(HUFFINGTON POST) A California chicken hatchery has been sued for alleged animal abuse after gruesome undercover video footage revealed hatchlings with ripped skin and exposed organs being thrown into bins, trapped under machinery and drowned.
Compassion Over Killing, a Washington, D.C.-based animal protection group, filed the complaint Wednesday asking Santa Cruz Superior Court to end the alleged abuse at Cal-Cruz Hatcheries Inc. in Santa Cruz.
The group turned over undercover video shot by its investigator, a factual statement and a legal memo to the Santa Cruz County Animal Services Authority and the local district attorney in February 2009, the lawsuit says.

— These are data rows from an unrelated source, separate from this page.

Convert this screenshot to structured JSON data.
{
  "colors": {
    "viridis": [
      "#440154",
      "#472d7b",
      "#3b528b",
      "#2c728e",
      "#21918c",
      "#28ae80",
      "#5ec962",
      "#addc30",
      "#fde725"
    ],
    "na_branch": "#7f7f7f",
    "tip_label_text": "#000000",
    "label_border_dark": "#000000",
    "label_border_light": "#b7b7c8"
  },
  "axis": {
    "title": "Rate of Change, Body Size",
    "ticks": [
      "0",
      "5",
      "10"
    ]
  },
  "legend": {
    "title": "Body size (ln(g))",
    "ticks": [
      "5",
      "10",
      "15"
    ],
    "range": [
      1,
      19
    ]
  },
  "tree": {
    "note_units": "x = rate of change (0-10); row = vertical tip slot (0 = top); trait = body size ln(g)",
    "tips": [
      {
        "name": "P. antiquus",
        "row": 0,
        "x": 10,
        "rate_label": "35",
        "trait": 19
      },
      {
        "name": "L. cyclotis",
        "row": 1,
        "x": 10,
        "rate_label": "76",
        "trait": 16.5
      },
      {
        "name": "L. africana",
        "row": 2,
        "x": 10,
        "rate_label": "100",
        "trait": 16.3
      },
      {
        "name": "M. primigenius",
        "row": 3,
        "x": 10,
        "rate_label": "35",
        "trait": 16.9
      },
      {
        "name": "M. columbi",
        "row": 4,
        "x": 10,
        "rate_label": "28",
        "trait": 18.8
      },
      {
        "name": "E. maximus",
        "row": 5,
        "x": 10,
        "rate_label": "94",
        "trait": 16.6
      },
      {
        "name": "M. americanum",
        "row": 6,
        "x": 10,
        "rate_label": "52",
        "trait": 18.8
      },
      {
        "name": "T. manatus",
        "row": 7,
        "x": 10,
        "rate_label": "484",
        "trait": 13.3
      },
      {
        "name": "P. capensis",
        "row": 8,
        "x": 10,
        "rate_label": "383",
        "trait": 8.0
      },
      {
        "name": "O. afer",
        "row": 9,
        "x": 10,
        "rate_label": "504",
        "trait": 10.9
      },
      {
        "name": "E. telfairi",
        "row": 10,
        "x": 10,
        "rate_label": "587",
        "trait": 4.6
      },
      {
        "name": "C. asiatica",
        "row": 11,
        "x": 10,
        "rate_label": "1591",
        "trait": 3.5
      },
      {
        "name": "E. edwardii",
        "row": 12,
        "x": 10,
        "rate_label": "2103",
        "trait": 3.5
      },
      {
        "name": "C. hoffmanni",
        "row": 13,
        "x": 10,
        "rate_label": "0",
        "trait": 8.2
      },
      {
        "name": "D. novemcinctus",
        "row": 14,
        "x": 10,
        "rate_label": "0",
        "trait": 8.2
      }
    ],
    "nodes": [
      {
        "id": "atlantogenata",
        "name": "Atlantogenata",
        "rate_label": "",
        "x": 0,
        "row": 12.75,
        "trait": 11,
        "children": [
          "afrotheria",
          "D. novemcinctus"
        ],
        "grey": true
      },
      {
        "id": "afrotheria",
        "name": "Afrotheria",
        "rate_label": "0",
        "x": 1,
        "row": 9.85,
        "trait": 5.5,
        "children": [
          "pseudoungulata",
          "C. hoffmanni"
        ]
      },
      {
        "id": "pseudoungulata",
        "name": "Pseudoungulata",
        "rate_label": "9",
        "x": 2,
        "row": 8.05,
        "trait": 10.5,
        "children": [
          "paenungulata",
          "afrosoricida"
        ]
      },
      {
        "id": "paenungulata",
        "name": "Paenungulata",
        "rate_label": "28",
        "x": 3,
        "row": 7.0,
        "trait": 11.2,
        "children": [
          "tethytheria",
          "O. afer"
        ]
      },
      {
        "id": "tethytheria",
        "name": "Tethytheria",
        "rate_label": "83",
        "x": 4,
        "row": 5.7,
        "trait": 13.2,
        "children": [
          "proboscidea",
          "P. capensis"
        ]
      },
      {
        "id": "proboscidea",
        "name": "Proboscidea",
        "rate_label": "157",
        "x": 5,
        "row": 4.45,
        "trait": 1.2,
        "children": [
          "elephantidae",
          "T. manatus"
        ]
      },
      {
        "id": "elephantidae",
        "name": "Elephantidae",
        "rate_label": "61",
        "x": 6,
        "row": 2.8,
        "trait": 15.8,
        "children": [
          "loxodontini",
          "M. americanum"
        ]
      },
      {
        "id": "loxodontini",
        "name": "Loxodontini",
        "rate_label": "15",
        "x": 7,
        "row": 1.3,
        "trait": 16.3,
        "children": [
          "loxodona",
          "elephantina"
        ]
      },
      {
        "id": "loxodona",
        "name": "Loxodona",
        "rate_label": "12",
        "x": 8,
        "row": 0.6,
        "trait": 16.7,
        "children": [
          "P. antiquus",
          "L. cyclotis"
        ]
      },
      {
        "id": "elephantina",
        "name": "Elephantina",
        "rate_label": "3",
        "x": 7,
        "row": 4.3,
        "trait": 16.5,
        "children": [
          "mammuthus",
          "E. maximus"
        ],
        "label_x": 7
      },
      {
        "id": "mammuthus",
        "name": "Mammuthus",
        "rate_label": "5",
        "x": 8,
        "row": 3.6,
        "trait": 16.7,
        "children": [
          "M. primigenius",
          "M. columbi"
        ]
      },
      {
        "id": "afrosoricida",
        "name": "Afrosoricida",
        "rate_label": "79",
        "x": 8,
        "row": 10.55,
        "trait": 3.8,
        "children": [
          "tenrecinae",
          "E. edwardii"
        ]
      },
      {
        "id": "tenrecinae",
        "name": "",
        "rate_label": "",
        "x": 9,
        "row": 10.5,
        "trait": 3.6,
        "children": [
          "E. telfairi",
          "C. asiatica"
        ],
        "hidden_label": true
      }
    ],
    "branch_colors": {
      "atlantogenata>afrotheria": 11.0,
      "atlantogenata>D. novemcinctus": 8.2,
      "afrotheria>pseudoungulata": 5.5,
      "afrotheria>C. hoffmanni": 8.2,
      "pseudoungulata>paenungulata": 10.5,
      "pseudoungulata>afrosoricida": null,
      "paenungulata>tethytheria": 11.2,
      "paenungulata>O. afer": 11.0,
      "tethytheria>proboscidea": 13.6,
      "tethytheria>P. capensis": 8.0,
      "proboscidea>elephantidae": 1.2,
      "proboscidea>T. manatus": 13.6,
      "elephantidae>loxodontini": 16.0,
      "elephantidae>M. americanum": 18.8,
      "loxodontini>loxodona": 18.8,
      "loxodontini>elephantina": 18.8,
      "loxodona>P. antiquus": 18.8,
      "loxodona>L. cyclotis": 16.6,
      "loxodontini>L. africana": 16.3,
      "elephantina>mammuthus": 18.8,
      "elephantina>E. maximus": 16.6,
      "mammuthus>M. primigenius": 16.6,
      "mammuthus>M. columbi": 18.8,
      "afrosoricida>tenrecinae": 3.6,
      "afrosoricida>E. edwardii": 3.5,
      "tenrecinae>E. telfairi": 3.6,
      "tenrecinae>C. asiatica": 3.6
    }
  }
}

The animal services authority confirmed the abuse and seized 88 hatchlings, Compassion Over Killing said in a statement. Farm Sanctuary, an animal protection organization, reported many of the birds were so sick they required euthanization. The rescue group took 38 survivors.
Cheryl Leahy, Compassion Over Killing's general counsel, said in an email that the DA's office "informed us that they would not be filing charges (for reasons that are still unclear to us)".
In a statement, Compassion Over Killing accused the hatchery of felony animal abuse. The prosecutor who supervised the investigation didn't immediately return a call.
The investigation revealed that Cal-Cruz, through its employees, operates heavy machinery in a manner that regularly mutilates hatchlings, neglects dying birds trapped in machinery or on the concrete floor, drowns baby birds in buckets of waste, throws hatchlings several feet into trash bins where they remain for several hours, abuses hatchlings with excessive force by washing them down a disposal chute with a high-powered hose, jams birds down the chute with a pole, and cruelly kills hatchlings in a crowded disposal chute in a manner that does not guarantee a humane death.
"The systematic torture and reckless neglect of baby birds at Cal-Cruz is not only shocking -- it is also illegal under the California Business and Professions Code," said Carter Dillard, litigation director for Animal Legal Defense Fund, which filed the lawsuit.
A local television station reported in 2010 that Cal-Cruz Hatchery president Brian Collins had viewed the video and confirmed it was taken in his facility. He told the TV station, "I think the employees get desensitized to the actual handling of the bird, and for them, it's a job." He said he may make one change: "Right now, the guideline is every 30 minutes you empty those boxes, I might make it 15 and be more diligent about it."
Cal-Cruz has 30 days to admit or deny the lawsuit's allegations.